10 02 2007

My wife and I like to go out dancing a couple of times a month, and for the last three years one of our favorite dance parties has been centered around an African drumming group led by a friend and neighbor of ours. The gathering rapidly became too big to meet in anyone’s home, so for a while we met in the sanctuary of a local “New-Age” church, where the altar bore the somewhat ironic (for us) inscription, “be still and know that I am God.” We describe ourselves as a “rhythm church,” and for us it’s more like, “shake your booty and know that you are God/dess.” Well, somebody in the congregation thought they saw someone smoking a joint in the parking lot, and complained to the minister, and we were outta there. Zero tolerance. It was wonderful to see how the standards of proof were applied, if you know what I mean…..

The next venue that we settled into was a “coffee house” in an urban neighborhood. They had great food, served good beer for those who were into it, didn’t allow smoking indoors, and had just enough room for a dance floor when we pushed the tables back. Recently, however, we have run afoul of unintended consequences. The coffeehouse applied for a wine license—and, according to Tennessee law, an establishment with a wine license must maintain forty usable chairs at tables, at all times, whether the customers want ’em or not. They can’t be pushed back into a pile, or the ever-vigilant inspectors from the Alcoholic Beverage Commission will levy a fine.

Could we declare ourselves “a private party” and keep meeting at the coffeehouse? Well, the liquor law says that all “private parties” in public establishments must be reported, and, according to the coffeehouse/wine bar’s manager, too many private parties in a row “raises red flags.”

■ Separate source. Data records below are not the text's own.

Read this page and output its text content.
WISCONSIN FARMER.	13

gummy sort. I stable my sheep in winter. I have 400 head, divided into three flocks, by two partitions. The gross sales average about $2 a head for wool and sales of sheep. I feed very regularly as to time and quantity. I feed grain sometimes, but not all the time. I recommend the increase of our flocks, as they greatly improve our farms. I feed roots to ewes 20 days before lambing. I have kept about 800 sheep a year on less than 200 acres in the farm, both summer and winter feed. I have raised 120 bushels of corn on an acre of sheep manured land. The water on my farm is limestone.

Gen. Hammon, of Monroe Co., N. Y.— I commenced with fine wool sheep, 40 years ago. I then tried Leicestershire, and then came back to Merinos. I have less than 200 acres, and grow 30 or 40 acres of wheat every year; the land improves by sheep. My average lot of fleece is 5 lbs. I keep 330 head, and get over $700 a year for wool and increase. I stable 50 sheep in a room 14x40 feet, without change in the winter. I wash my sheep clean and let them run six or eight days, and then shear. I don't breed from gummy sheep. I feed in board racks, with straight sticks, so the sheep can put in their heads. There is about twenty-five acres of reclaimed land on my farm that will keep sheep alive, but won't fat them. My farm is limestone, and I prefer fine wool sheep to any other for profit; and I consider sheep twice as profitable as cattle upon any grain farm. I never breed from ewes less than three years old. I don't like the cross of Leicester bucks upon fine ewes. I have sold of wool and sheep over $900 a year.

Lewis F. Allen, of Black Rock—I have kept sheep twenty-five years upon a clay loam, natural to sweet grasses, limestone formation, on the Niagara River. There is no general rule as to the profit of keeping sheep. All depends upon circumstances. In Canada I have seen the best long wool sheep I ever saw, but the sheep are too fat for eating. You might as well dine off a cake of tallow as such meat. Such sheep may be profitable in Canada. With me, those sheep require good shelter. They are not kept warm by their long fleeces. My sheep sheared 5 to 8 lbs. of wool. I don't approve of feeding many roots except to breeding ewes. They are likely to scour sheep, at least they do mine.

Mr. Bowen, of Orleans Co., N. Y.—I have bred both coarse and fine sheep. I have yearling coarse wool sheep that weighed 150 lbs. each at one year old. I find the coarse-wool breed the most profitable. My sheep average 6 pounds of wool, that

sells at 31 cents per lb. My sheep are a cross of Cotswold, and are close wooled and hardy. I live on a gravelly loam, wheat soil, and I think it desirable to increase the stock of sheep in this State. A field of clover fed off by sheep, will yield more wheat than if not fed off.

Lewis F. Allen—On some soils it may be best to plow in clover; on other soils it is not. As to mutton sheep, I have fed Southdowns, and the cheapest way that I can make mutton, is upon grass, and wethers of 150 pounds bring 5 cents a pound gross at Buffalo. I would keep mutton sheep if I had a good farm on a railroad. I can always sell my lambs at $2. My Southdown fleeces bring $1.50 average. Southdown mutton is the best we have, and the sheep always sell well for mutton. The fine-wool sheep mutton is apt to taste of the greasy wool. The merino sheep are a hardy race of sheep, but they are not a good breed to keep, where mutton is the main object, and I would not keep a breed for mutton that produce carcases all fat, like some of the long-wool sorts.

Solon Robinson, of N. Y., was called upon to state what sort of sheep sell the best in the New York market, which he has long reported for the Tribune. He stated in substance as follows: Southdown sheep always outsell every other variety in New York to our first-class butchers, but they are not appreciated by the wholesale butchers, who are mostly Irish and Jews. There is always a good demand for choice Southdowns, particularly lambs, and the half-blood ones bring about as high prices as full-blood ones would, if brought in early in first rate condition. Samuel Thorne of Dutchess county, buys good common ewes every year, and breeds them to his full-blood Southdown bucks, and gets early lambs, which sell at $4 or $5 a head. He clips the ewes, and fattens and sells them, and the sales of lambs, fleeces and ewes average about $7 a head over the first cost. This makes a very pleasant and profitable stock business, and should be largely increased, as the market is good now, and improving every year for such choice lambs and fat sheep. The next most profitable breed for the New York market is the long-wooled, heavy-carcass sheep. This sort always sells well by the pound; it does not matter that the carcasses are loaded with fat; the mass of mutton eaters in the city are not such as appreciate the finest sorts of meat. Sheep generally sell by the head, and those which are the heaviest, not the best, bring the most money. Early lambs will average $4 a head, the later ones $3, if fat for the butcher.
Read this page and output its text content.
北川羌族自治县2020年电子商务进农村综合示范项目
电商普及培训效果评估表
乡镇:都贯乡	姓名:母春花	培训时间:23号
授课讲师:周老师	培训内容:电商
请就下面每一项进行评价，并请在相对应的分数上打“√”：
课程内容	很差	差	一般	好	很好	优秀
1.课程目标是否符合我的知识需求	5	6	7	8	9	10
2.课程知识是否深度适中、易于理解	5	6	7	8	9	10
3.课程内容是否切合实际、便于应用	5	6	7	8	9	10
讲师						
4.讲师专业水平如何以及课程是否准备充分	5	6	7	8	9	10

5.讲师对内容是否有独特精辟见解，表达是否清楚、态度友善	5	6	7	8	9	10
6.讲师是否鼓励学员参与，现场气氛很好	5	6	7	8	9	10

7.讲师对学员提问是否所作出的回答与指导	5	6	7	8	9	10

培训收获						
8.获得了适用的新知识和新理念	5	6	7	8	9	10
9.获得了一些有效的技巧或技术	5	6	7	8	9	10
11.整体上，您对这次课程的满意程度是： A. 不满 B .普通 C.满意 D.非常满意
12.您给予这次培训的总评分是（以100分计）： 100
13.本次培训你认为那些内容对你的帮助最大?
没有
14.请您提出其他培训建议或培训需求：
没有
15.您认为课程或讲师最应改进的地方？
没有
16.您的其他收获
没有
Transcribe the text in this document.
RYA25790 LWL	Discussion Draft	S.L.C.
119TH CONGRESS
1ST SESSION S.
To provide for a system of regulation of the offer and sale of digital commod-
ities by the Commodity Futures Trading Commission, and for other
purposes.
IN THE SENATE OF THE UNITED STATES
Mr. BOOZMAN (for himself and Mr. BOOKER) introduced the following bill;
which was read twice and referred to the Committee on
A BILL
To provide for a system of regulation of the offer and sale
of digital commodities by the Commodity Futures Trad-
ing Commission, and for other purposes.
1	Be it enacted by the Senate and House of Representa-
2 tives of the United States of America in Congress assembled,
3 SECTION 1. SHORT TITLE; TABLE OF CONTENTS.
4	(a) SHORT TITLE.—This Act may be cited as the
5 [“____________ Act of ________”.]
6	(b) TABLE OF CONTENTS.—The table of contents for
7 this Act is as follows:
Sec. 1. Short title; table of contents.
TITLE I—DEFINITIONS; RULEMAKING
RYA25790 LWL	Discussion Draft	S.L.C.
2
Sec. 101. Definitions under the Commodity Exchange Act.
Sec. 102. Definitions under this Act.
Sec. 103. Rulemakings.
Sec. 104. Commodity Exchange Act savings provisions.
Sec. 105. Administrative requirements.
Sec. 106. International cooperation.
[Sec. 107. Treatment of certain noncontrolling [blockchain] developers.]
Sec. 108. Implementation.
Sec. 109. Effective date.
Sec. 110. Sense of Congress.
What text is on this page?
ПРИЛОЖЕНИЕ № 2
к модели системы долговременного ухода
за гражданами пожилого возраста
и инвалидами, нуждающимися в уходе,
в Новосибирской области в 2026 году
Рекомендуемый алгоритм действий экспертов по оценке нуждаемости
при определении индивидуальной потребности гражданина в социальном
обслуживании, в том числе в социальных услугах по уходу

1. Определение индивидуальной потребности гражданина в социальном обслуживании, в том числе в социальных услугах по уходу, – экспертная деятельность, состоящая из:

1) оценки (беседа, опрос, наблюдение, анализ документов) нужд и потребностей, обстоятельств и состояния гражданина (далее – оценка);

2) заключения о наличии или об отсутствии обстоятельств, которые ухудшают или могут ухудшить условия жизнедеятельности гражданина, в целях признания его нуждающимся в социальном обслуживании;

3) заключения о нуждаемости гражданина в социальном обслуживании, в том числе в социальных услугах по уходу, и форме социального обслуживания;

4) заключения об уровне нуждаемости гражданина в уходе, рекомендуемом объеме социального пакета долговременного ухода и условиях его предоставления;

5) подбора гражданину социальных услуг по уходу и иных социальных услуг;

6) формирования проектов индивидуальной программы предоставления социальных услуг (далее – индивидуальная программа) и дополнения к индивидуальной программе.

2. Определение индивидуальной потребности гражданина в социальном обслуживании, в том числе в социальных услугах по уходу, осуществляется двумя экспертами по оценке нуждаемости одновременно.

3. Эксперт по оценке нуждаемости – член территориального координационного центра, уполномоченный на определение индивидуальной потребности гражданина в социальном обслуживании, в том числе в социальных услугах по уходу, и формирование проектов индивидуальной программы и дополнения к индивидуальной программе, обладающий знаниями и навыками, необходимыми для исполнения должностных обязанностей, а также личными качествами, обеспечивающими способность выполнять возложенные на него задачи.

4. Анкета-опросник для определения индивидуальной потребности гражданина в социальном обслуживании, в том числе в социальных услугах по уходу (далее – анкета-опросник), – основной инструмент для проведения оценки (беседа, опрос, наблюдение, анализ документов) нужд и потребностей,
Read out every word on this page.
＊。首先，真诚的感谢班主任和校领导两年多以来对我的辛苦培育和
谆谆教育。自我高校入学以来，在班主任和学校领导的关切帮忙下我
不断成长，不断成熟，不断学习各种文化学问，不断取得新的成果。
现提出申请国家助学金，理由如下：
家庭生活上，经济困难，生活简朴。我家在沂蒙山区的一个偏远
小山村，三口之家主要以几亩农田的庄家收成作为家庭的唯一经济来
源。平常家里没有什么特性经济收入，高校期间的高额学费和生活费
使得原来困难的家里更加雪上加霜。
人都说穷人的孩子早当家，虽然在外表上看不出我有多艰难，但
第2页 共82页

I started making phone calls and going on the web to confirm what I was hearing. An employee of the ABC told me that she didn’t know anything about the history of or rationale for the law, it was simply her business to enforce it. Along the way, I found out that a “dance license” is also required for places that intend to feature dancing as part of their activities. And what happens if people just get up and start to dance? Is it illegal to dance, for cryin’ out loud? Apparently, it is. The laws of Metropolitan Davidson County state:

“It is unlawful to hold or conduct any public dance or to operate any public dancehall within the metropolitan government area until such dancehall or other place in which such public dance may be held shall first have been duly registered as a public dancehall with the chief of police and a permit shall have been issued by the beer permit board for the operation of such dancehall or the holding of such dance, an application fee of one hundred dollars plus a one hundred dollar annual fee for the permit.” 6.12.020 Registration, permit and fees required.

Wow, we’d been breaking the law all along. Apparently, if you have a reasonable expectation that people are going to get up and dance at your public function, you gotta pony up two hundred bucks, even if it’s a free, one-time event. That’s a party pooper, eh?

Of course, the logical reason for all this is wanting to avoid the tragedy that could occur if a large number of people were in a room with poor exits and the place caught fire, or the floor collapsed, and it’s true that such tragedies have occurred. But they occurred in a different context than our community of drummers and dancers.

This statute presumes that there is some separation between the promoter and the public, that the promoter will, if possible, exploit the public and even expose people to danger in order to make a little more money, and that the state must therefore act to protect the public from unscrupulous promoters. This is not relevant to our situation, but the law does not recognize this. Our loose community of ecstatic drummers and dancers would have to coagulate into a formal organization, with an admission policy, and have private parties somewhere, somehow, in order to not violate this particular law. That so-called remedy, I think, would not really improve anything. It would just create more bureaucratic paper-shuffling.

Something else that I found peculiar was the presumed close connection between dancing and beer. Beer licensing and dance hall licensing go hand in hand. Hey, beer companies sponsor rock n’roll these days, don’ they? I guess I’m kind of old-school, though—to me, alcohol is antithetical to a really good dancing experience, but then the celebratory substances I favor when I’m dancing are thoroughly illegal. Oh, well. It occurs to me that if those substances were legalized under the current paradigm, and regulated by laws similar to the beer laws, it would create a whole new level of legal and legislative red tape. Maybe that’s some of why they’re not legal yet—there’s no way for the system to integrate them, given its negative assumptions about human nature.

This has quite an eye-opener for me. I had no idea how restrictive the laws are in this state. I suspect that some of what drives them is religious fanatacism that figures that if it can’t actually stop drinking and dancing, it will make them as difficult as possible. It’s a trivial issue, compared to so many, but at the same time, it illustrates the dualistic, Byzantine thinking that has been encoded into law under the rubric of the Democrats and the Republicans, and makes it difficult to stage small, semi-spontaneous, low-rent community events—the kind that make a community a community. Want a party that really wants to get government off people’ backs? Want a party that is really liberal? Want a party that really likes to party? Go Green!